You might have a friend who’s an expert in church finances and is willing to help you get things back on track. But if that’s not your situation, then, yes, plan on forking over some dough for help.
I know this sounds counterintuitive. But hear me out.
Getting help from an expert should be treated as an investment in your church.
Finding the right support can provide you with a ton of benefits, including:
Think about the last point for a moment.
What if paying an expert saved you months of struggling to get your church’s finances in order?
By paying someone to help you resolve your situation, you’re actually saving your church a ton of money by getting things in order sooner—not later.
Convinced you need outside support, but don’t have the cash to pay an expert?
If you’re having a difficult time coming up with the funds, here are four ideas to consider:
Transfer money from a different budget category
Ask a church member for a short-term loan or gift
Raise a special offering
Brainstorm creative solutions with your church’s leadership
If the first three option aren’t viable, I bet your church can identify a tangible solution by praying together and thinking through your situation.
#7 – Keep ministry alive
In the life of your church, you’ll start and stop new ministries.
This is just life.
What works well today in making disciples, leading people to Christ, or serving your community will not always be as effective.
During a financial downturn, it’s tempting to start pumping the brakes on everything or slaying sacred cows. But now’s not the time to let everything fizzle out.
There are three options you need to consider:
Adapt a ministry
Stop a ministry
Start a new ministry
Before you pull a church ministry off of life-support, see if you can adapt the ministry. In other words, can you adapt the ministry’s budget, reallocate funds or cut back on some activity—not all—to keep the ministry alive?
If you’ve assessed the ministry and decided there’s no way to maintain it—even at reduced capacity—then it might be time to stop the ministry.
You may have a good financial reason to stop a ministry in your church, but you still need to move forward with care. Most people don’t like change, and many people may be fond of the ministry you’re about to stop.
If you decide to stop a ministry, here’s a three-step process you can use to handle the situation with care: How to Stop Doing a Ministry.
This might sound crazy, but a financial downturn may be an ideal time to start a new ministry.
You see, when your church is strapped for cash, you’ll be forced to think of creative ways to meet the needs of people, reach out to your community and make disciples.
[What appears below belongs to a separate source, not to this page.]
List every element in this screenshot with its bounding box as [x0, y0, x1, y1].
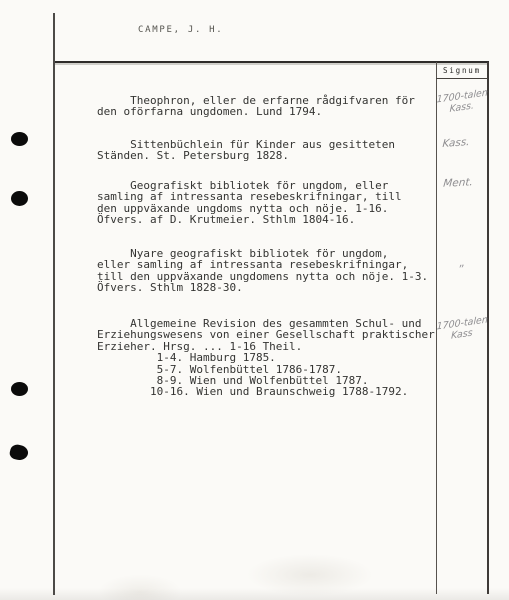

In the business world, this is what’s called guerrilla marketing—promotion with little to no money.
To help you start a new ministry from scratch, here’s a step-by-step plan you can follow to building a new ministry.
Getting your church’s budget in order
So there you have it.
The seven steps to getting your church’s budget back on track when you’re behind:
Take a deep breath
Identify your problem
Get your budget in alignment
Cast a vision
Get outside help
Keep ministry alive
Remember, to get your church’s budget in order, first start with yourself. I know this might sound trite and what you don’t want to hear, but treat this situation as an opportunity to draw closer to Jesus and further the mission of your church.